How would you feel if the government could control nearly every aspect of what you purchased, where you purchased it, and when you purchased it? Whether we like it or not, legislation is pending that would introduce a new kind of financial transaction system for every American, beginning January 1, 2021. This system would allow direct payments from the government to every citizen, resident, or business domiciled in the United States, using a new “Digital Dollar Wallet” (DDW) established at any bank. In areas where banking services are limited, a DDW can be established and serviced at the post office. A DDW is a digital pass-through account, whereby people can receive various government aid, including future COVID-19 or other emergency relief funds.

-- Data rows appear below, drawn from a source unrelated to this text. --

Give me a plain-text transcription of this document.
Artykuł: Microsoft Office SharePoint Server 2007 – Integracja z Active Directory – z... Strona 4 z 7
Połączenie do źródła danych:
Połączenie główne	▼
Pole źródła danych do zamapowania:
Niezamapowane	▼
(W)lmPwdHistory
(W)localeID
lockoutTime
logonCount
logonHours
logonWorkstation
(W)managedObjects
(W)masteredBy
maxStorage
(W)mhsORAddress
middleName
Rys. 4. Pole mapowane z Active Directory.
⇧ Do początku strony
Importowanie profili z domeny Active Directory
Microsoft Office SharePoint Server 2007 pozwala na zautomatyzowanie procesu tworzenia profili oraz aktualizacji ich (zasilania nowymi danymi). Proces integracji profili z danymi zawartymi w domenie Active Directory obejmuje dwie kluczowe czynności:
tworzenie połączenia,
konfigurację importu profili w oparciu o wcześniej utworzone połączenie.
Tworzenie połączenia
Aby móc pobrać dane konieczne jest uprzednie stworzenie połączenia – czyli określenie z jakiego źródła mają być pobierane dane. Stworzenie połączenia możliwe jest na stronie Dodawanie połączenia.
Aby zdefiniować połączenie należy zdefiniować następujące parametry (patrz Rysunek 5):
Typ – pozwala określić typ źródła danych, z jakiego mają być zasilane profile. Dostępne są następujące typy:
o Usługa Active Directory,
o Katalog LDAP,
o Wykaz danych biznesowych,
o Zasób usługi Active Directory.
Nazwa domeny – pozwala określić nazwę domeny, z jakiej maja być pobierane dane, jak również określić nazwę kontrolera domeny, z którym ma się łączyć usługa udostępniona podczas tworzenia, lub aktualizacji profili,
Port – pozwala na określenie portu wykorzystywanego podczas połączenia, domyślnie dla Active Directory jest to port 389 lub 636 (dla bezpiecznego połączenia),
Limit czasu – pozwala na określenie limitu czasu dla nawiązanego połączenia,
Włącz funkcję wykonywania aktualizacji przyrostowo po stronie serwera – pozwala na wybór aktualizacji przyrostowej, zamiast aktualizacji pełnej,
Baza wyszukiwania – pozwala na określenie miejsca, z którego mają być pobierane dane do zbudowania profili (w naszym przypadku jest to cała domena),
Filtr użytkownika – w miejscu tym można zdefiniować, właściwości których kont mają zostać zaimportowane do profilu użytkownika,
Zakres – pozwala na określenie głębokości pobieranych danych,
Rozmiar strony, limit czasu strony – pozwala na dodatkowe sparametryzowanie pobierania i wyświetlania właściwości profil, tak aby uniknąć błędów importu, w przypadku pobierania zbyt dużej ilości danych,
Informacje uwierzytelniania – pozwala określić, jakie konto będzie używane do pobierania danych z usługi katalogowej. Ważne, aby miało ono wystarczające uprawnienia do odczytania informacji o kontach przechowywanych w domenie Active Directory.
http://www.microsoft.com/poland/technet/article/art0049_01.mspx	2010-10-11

The stated intent of the pending legislation is to provide emergency funding to Americans quickly in a time of need. This was made difficult with earlier COVID-19 relief funds, due to outdated state benefit systems that were in some instances about passing on the funds to individuals who needed them. Bureaucracies sometimes become an obstacle to solving the problems they were originally created to solve. Another concern has to do with fiscally challenged local and state governments skimming from funds intended for direct aid to citizens, as “administrative fees” for handling the aid. A DDW would allow federal aid for citizens to bypass this additional gatekeeper, and be distributed evenly and quickly to all Americans, regardless of the state or city in which they reside.
Potential Dangers of DDW
So what is the problem, and why should we be concerned about receiving funds to a new digital wallet? Some would say that the IRS already issues tax refunds electronically to bank accounts, and imply that a DDW is just like that. Except it is not. Electronically deposited Dollars can be withdrawn from your bank account, and spent when and where you choose, for whatever you choose. A DDW can have many restrictions imposed from Washington or elsewhere, to allow the funds to be spent only when, where, and for what they deem necessary or important at any given time. One of the challenges this type of system seeks to address began in the early days of COVID-19, when New York City was the epicenter of draconian lockdown conditions and virus-related deaths. Despite lockdown requests and orders, many New Yorkers fled the city and headed for other states and regions to escape the virus and lockdown conditions.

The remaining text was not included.